The “sucking in” or “sucking out”, whatever you call it, started yesterday afternoon when I looked for pictures of Jack on my computer and in the big box of Benny’s pictures. The box that holds most of his pictures. The box we have to grab if our house ever catches on fire! After about a half hour of looking through pics, I emailed the funeral guy and told him I couldn’t find a decent picture of Jack. But really I didn’t have the strength, the heart, to look at any more pictures. My heart was breaking. So, I gave it up, feeling guilty that I had no strength to continue to look for a nice picture of Jack for his obituary. When we were shopping last night and I told Ben what I had emailed the funeral guy, he said he’d look through the dozens of other boxes of pictures we have so that we could find a nice picture of Jack and also a nice one of his mom since we would soon be needing one for her. Wanting to spare him that pain, I looked through about 4 boxes this morning. But I discovered there were lots of pictures of Benny still in them! So, hiding my pain from my husband, I gave up. I couldn’t look at pictures of my baby any longer!

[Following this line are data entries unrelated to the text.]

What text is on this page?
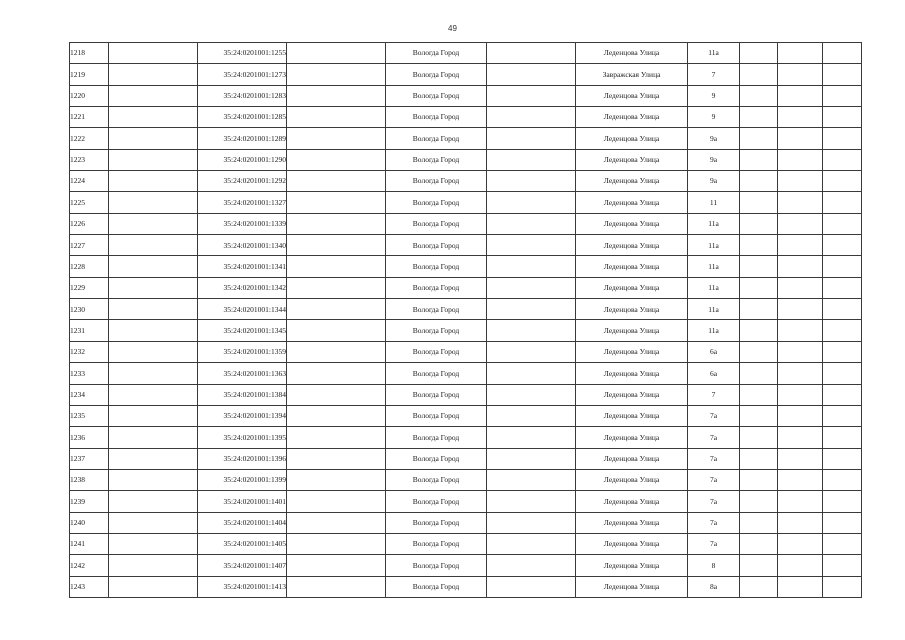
49
1218		35:24:0201001:1255		Вологда Город		Леденцова Улица	11а			
1219		35:24:0201001:1273		Вологда Город		Завражская Улица	7			
1220		35:24:0201001:1283		Вологда Город		Леденцова Улица	9			
1221		35:24:0201001:1285		Вологда Город		Леденцова Улица	9			
1222		35:24:0201001:1289		Вологда Город		Леденцова Улица	9а			
1223		35:24:0201001:1290		Вологда Город		Леденцова Улица	9а			
1224		35:24:0201001:1292		Вологда Город		Леденцова Улица	9а			
1225		35:24:0201001:1327		Вологда Город		Леденцова Улица	11			
1226		35:24:0201001:1339		Вологда Город		Леденцова Улица	11а			
1227		35:24:0201001:1340		Вологда Город		Леденцова Улица	11а			
1228		35:24:0201001:1341		Вологда Город		Леденцова Улица	11а			
1229		35:24:0201001:1342		Вологда Город		Леденцова Улица	11а			
1230		35:24:0201001:1344		Вологда Город		Леденцова Улица	11а			
1231		35:24:0201001:1345		Вологда Город		Леденцова Улица	11а			
1232		35:24:0201001:1359		Вологда Город		Леденцова Улица	6а			
1233		35:24:0201001:1363		Вологда Город		Леденцова Улица	6а			
1234		35:24:0201001:1384		Вологда Город		Леденцова Улица	7			
1235		35:24:0201001:1394		Вологда Город		Леденцова Улица	7а			
1236		35:24:0201001:1395		Вологда Город		Леденцова Улица	7а			
1237		35:24:0201001:1396		Вологда Город		Леденцова Улица	7а			
1238		35:24:0201001:1399		Вологда Город		Леденцова Улица	7а			
1239		35:24:0201001:1401		Вологда Город		Леденцова Улица	7а			
1240		35:24:0201001:1404		Вологда Город		Леденцова Улица	7а			
1241		35:24:0201001:1405		Вологда Город		Леденцова Улица	7а			
1242		35:24:0201001:1407		Вологда Город		Леденцова Улица	8			
1243		35:24:0201001:1413		Вологда Город		Леденцова Улица	8а			
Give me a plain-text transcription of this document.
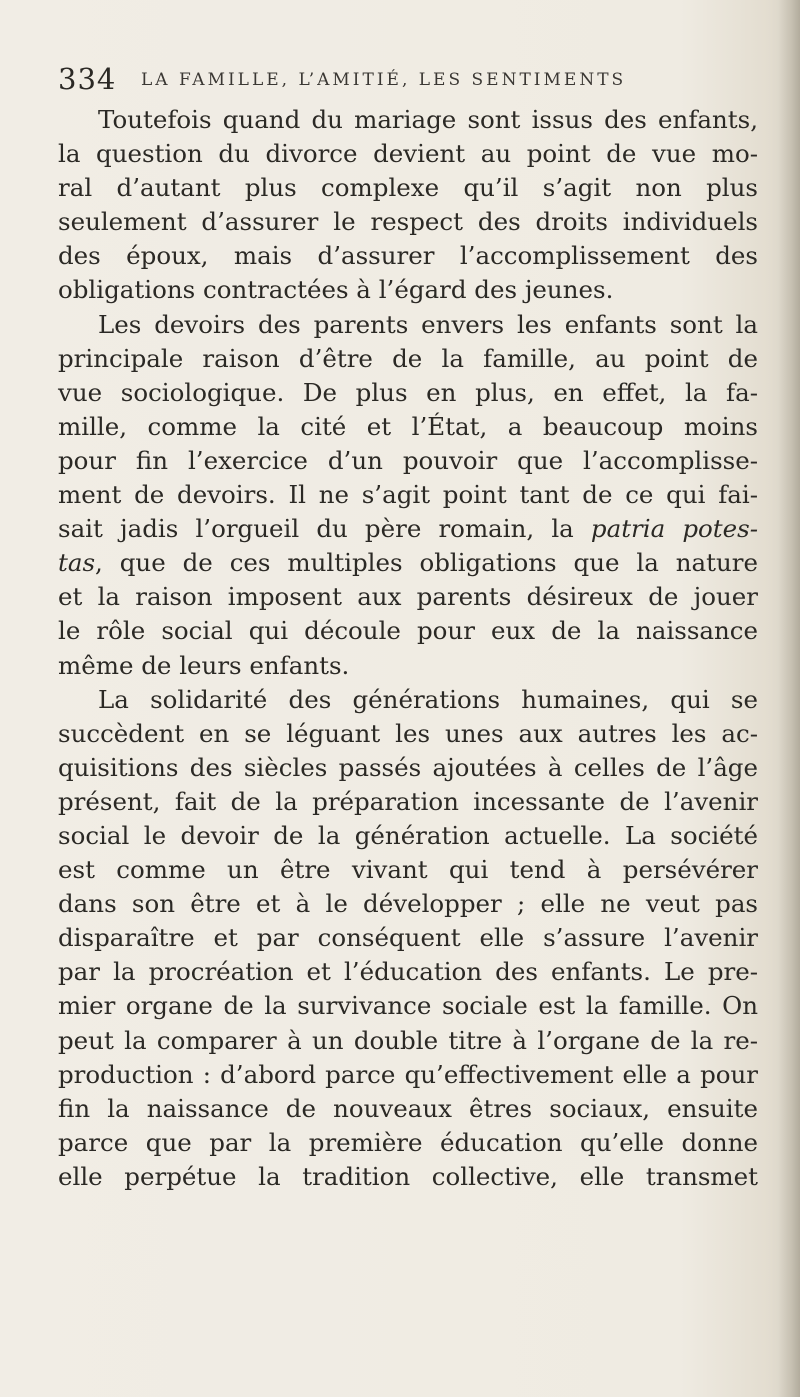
334 LA FAMILLE, L’AMITIÉ, LES SENTIMENTS
Toutefois quand du mariage sont issus des enfants,
la question du divorce devient au point de vue mo-
ral d’autant plus complexe qu’il s’agit non plus
seulement d’assurer le respect des droits individuels
des époux, mais d’assurer l’accomplissement des
obligations contractées à l’égard des jeunes.
Les devoirs des parents envers les enfants sont la
principale raison d’être de la famille, au point de
vue sociologique. De plus en plus, en effet, la fa-
mille, comme la cité et l’État, a beaucoup moins
pour fin l’exercice d’un pouvoir que l’accomplisse-
ment de devoirs. Il ne s’agit point tant de ce qui fai-
sait jadis l’orgueil du père romain, la patria potes-
tas, que de ces multiples obligations que la nature
et la raison imposent aux parents désireux de jouer
le rôle social qui découle pour eux de la naissance
même de leurs enfants.
La solidarité des générations humaines, qui se
succèdent en se léguant les unes aux autres les ac-
quisitions des siècles passés ajoutées à celles de l’âge
présent, fait de la préparation incessante de l’avenir
social le devoir de la génération actuelle. La société
est comme un être vivant qui tend à persévérer
dans son être et à le développer ; elle ne veut pas
disparaître et par conséquent elle s’assure l’avenir
par la procréation et l’éducation des enfants. Le pre-
mier organe de la survivance sociale est la famille. On
peut la comparer à un double titre à l’organe de la re-
production : d’abord parce qu’effectivement elle a pour
fin la naissance de nouveaux êtres sociaux, ensuite
parce que par la première éducation qu’elle donne
elle perpétue la tradition collective, elle transmet
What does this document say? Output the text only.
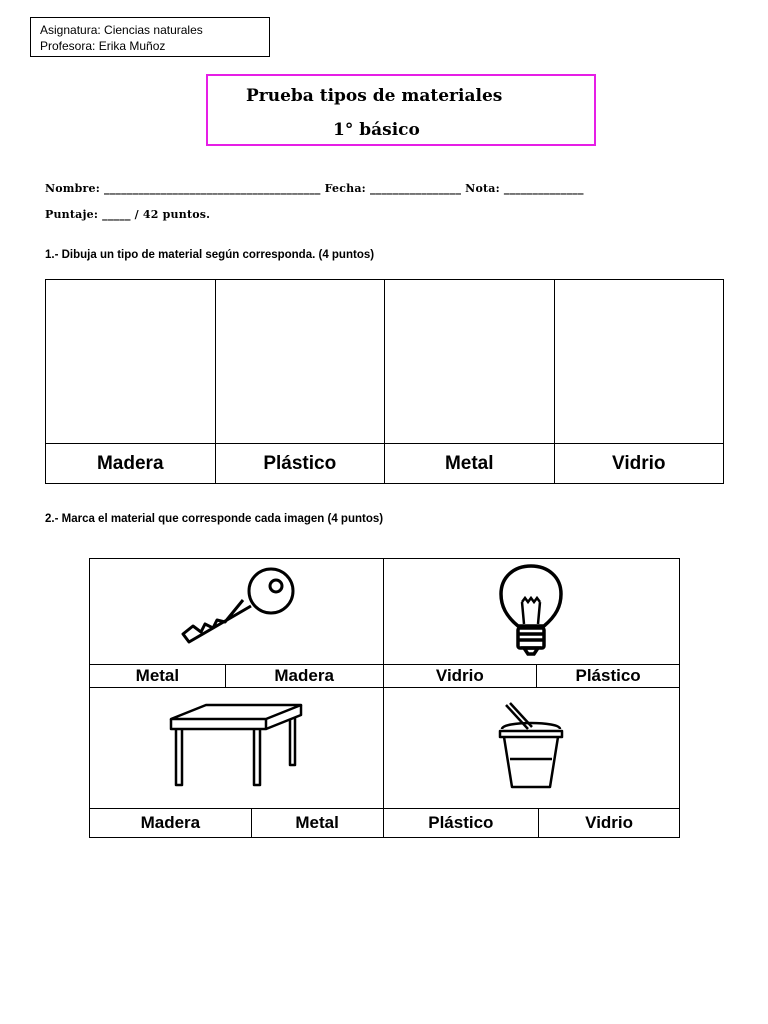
Asignatura: Ciencias naturales
Profesora: Erika Muñoz
Prueba tipos de materiales
1° básico
Nombre: ______________________________________ Fecha: ________________ Nota: ______________
Puntaje: _____ / 42 puntos.
1.- Dibuja un tipo de material según corresponda. (4 puntos)

Madera	Plástico	Metal	Vidrio
2.- Marca el material que corresponde cada imagen (4 puntos)

Metal	Madera		Vidrio	Plástico	

Madera		Metal	Plástico		Vidrio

And just now my husband, cleaning out a cupboard, came across a lunch box with Gina’s name on it and I said, “Oh, yeah, there’s one in there too with Nick’s name on it.” And then, struggling to get the words out, and debating whether or not I should do it, I told him about the two post-it notes that I had just found in the picture boxes.  Both written by me when Benny was about 2 or 3, quoting him:  “Mom, I are big now” and “Mom – did you ever hear ‘Don’t let your boys grow up to be cowboys – let them be nurses'”? So I told my husband about them and it was all over. Me as Mom and him as Dad, standing in our empty kitchen in our empty house, both of us sobbing, hugging each other, in tears, mumbling about how overwhelming this friggin’ nightmare is! “Oh, Benny! Oh, Benny!” my husband cried.

So, today the life is officially sucked out of me. I’m officially down and out. I’ve surrendered. The bravado mask I’ve kept plastered to my face has been tossed to the floor. Time to be nice to me as I sit in our empty nest….. no faking it today. So many pictures of my son!!! So many memories !!! And reading the email from my sister-in-law with a draft of my mother-in-law’s obituary… preceded in death by her grandson…..” Looking for a picture of Jack. And realizing that 9 years ago today Dad died. Dad, one of my best friends, who I could talk to about almost anything. Death surrounds me on all four sides. It envelopes me. Suffocates me. I miss my Dad and I miss Ben so much that I can’t see beyond today. What is life? What is death? How does one go on?

It’s like having a balloon, inflated, held tightly in hand, but un-knotted, air always seeping out of it. I know I have to keep going on. To search for strength when I feel I have no more. To find it somewhere, somehow. And to live my life so that, if there is a heaven, I can hug my baby again. But the air keeps seeping out of me, out of this “balloon” and it takes so much effort to keep it inflated and so much of my energy to keep puffing “life” back into it.  I’m trying so desperately to hold on tightly to “keep it inflated”, but it’s so damn hard. I can’t stay inflated all the time, I can’t keep smiling, I can’t keep fighting. Today I give in to my sadness. Death is wrapped around me today, closing in, sucking my spirit out of me, ripping my false bravado away. I am limp and lifeless and I have surrendered. I can’t fool me. I hurt!! My heart is broken, never to be the same again. Mom and Dad are home alone with the pieces of our hearts co-mingled in the wreckage of our dreams, our family. We bleed each other’s blood. Dear God, keep me inflated………..

I miss you, Ben, with every ounce of my being!